Stalker, I thought CEP/GEM used a different formula for city growth/expansion that was intended to be slower at first and faster later than the default (in addition to other things like more or higher % modifiers, particularly for production). Is this what you'd have in mind for a taller advantage?
 
The AI builds culture buildings, defence buildings, etc for those purposes. It does not currently know it needs to build them for happiness or expansionary purposes.

Honestly, since the AI makes those choices via flavors, it'd just be a matter of giving buildings and/or city strategies the appropriate flavors for those buildings.

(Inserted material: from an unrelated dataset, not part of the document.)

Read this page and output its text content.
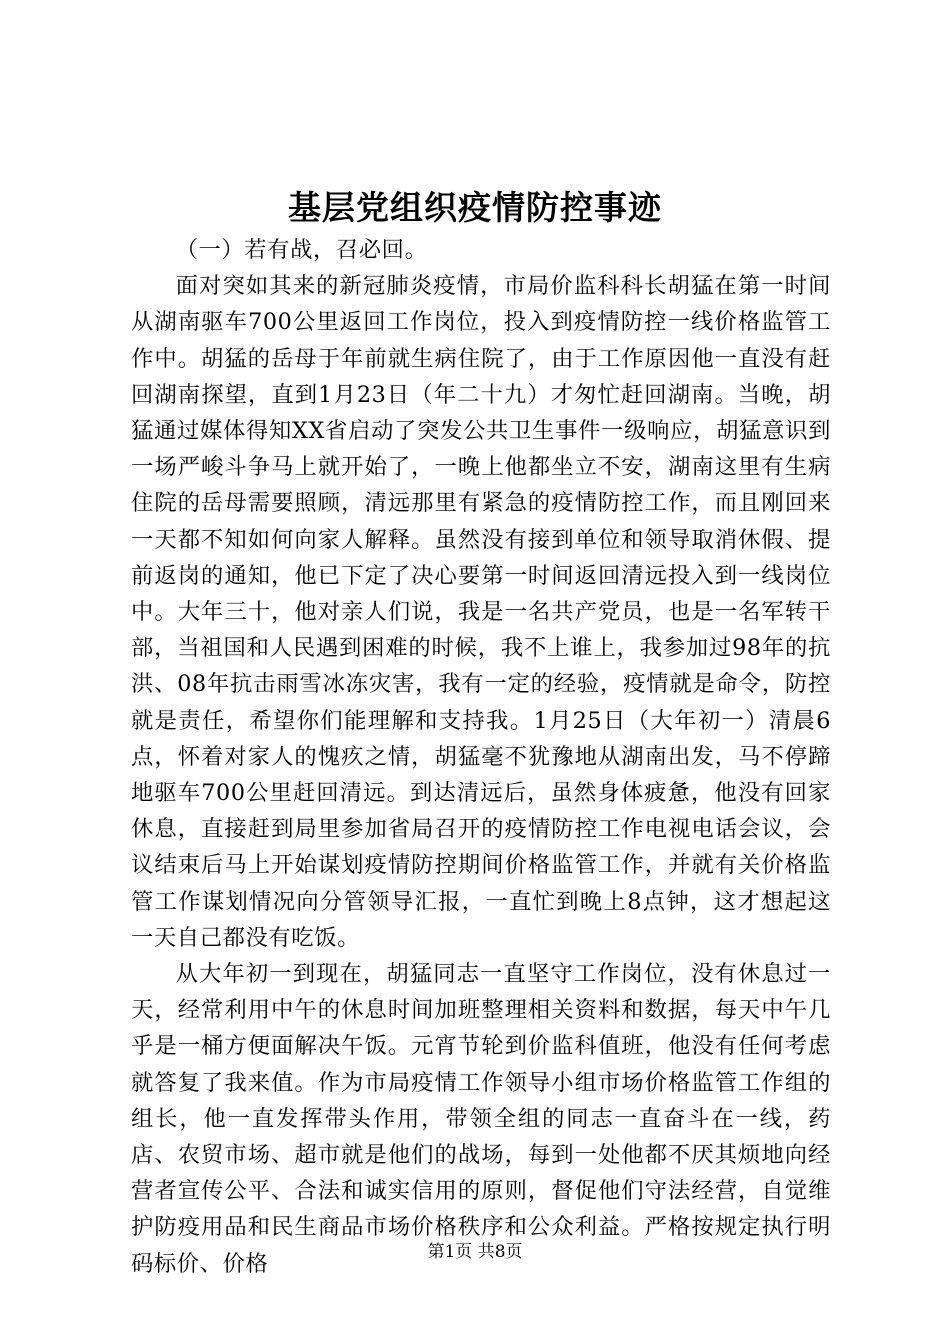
基层党组织疫情防控事迹

（一）若有战，召必回。

面对突如其来的新冠肺炎疫情，市局价监科科长胡猛在第一时间从湖南驱车700公里返回工作岗位，投入到疫情防控一线价格监管工作中。胡猛的岳母于年前就生病住院了，由于工作原因他一直没有赶回湖南探望，直到1月23日（年二十九）才匆忙赶回湖南。当晚，胡猛通过媒体得知XX省启动了突发公共卫生事件一级响应，胡猛意识到一场严峻斗争马上就开始了，一晚上他都坐立不安，湖南这里有生病住院的岳母需要照顾，清远那里有紧急的疫情防控工作，而且刚回来一天都不知如何向家人解释。虽然没有接到单位和领导取消休假、提前返岗的通知，他已下定了决心要第一时间返回清远投入到一线岗位中。大年三十，他对亲人们说，我是一名共产党员，也是一名军转干部，当祖国和人民遇到困难的时候，我不上谁上，我参加过98年的抗洪、08年抗击雨雪冰冻灾害，我有一定的经验，疫情就是命令，防控就是责任，希望你们能理解和支持我。1月25日（大年初一）清晨6点，怀着对家人的愧疚之情，胡猛毫不犹豫地从湖南出发，马不停蹄地驱车700公里赶回清远。到达清远后，虽然身体疲惫，他没有回家休息，直接赶到局里参加省局召开的疫情防控工作电视电话会议，会议结束后马上开始谋划疫情防控期间价格监管工作，并就有关价格监管工作谋划情况向分管领导汇报，一直忙到晚上8点钟，这才想起这一天自己都没有吃饭。

从大年初一到现在，胡猛同志一直坚守工作岗位，没有休息过一天，经常利用中午的休息时间加班整理相关资料和数据，每天中午几乎是一桶方便面解决午饭。元宵节轮到价监科值班，他没有任何考虑就答复了我来值。作为市局疫情工作领导小组市场价格监管工作组的组长，他一直发挥带头作用，带领全组的同志一直奋斗在一线，药店、农贸市场、超市就是他们的战场，每到一处他都不厌其烦地向经营者宣传公平、合法和诚实信用的原则，督促他们守法经营，自觉维护防疫用品和民生商品市场价格秩序和公众利益。严格按规定执行明码标价、价格	第1页 共8页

Expired Gazebo, I definitely wouldn't add unhappiness from trade routes. Trade is almost always a "good" and you're essentially punishing players for making money/spreading religion, getting some science, generating influence

Trade is good, sure, but it would give us more options with buildings and policies than we have now. For example, what if the caravanserai reduced the unhappiness from trade routes down from 1 trade route = 1 unhappiness to 2 trade routes per 1 unhappiness. We would be able to make trade routes being stacked in a single city a strategic choice beyond 'which one makes me the most money.' Also, historically (don't forget I'm a history prof. by day), trade did lead to unhappiness as a result of cultural, religious and economic intermixing that occurred in highly-commercial cities. It'd be a fun, and easy, way to simulate the downside of trade on an imperial scale.
G
 
Trade also led to immense prosperity in those cities, a middle class, and the ability to buy luxury or exotic goods, as well as forming another market for domestic goods. I'd say its a wash. Trade doesn't typically cause internal dissent to the point of a country falling apart the way religion, urban density (and by extension health or urban-rural politics), crime, cultural influences, and warfare do, as examples. I'm not sure it belongs in this category. The closest example might be the American north-south divide but that had a lot of other factors of more pressing value (slavery, urban-rural, banking, etc).
 
I'm not sure whether I'd call it "fun" - the trade system is, I think, a very well working system, I'm not sure there's need to "futz" around with it for a balance patch. It's true that it would be interesting to see more decisions in choosing trade routes, I'm not sure whether this is it.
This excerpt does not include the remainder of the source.